The inspector was always on his guard with his boss. They were very different animals and both knew it. Five or six years younger than Carlyle, the commander could still realistically anticipate
moving further up the career ladder before her time was up. He had known Simpson for almost twelve years now, coming under her direction not long after his move to Charing Cross. She was, he had to
admit, a hell of an operator – she only ever looked upwards – and had taken to her management role like a duck to water. She could be charming too – if you were a man of a certain
age (i.e. between ten and fifteen years older than she was) and she wanted something from you.
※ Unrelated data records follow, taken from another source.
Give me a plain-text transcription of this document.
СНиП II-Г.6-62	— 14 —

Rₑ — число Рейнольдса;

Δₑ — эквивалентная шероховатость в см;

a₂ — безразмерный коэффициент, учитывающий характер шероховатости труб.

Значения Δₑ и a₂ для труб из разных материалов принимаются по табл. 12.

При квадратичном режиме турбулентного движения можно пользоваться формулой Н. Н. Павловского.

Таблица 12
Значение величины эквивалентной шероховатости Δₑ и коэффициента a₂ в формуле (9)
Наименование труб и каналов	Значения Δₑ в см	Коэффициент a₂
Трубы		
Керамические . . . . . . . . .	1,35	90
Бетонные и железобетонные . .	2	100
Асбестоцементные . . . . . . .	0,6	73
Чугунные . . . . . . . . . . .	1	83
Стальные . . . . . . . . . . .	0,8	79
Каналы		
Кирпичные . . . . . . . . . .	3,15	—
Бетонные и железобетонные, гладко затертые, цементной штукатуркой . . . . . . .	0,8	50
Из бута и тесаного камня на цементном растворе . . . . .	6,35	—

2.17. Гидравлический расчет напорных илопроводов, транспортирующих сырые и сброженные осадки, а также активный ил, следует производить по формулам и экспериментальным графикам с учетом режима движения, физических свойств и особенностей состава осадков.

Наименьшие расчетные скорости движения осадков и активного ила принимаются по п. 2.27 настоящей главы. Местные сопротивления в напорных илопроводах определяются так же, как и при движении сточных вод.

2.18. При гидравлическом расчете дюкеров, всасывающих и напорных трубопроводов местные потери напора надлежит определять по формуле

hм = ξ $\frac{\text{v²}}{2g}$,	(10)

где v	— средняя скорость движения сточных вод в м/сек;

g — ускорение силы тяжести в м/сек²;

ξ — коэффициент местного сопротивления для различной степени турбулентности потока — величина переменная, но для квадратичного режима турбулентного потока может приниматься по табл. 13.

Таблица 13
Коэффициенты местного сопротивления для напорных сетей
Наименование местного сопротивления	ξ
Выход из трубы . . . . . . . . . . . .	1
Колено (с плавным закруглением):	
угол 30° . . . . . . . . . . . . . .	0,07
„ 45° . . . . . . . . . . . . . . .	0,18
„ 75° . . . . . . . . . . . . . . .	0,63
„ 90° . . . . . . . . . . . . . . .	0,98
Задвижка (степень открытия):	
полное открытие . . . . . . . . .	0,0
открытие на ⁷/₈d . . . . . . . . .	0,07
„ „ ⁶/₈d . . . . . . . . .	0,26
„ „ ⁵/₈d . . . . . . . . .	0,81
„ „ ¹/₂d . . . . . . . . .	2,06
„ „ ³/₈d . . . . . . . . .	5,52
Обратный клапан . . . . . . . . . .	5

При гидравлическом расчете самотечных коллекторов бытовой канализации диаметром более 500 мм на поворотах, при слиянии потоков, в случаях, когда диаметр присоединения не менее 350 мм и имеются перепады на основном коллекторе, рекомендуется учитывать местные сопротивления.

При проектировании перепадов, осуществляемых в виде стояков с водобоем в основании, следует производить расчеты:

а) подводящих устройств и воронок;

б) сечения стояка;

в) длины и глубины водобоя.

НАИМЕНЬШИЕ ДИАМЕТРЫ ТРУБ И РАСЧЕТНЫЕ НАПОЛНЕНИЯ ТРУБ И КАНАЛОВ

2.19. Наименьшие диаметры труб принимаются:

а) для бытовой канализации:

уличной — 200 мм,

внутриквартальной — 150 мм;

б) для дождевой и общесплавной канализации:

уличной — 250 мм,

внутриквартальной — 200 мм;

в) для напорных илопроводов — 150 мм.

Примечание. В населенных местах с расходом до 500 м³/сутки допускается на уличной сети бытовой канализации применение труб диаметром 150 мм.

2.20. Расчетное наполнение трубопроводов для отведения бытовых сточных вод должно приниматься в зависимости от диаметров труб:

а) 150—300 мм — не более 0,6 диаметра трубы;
Simpson rarely wanted anything from Inspector John Carlyle. The inspector knew that she was frustrated by what she saw as his refusal to play the game. Just as important, perhaps more so, was
his inability to hide his feelings towards her. Simpson left Carlyle cold. He hated the feeling that he had been co-opted on to her mission for personal glory. Somehow, the collective good always
seemed nicely aligned with the interests of the commander. Her approach to the job he found completely introverted, indeed almost demented. She was too busy climbing the greasy pole to worry about
anything else.

The way he saw it, she was either extremely selfish or she had the self-awareness of a goldfish. Either way, Carlyle eyed her with a mixture of extreme distrust and antipathy. However, with much
effort, he found that he could tolerate her well enough, as long as their paths did not cross too often. When they did, he felt as if his brain was overheating, and he was always too close to
speaking his mind.

Simpson looked down at the notes she had scribbled on her pad.

‘About this bus . . .’

‘Yes?’

‘There’s been a complaint.’ Simpson kept her voice firmly neutral.

‘Oh?’ He placed what he hoped was a butter-wouldn’t-melt look on his face and concentrated on trying to keep it there.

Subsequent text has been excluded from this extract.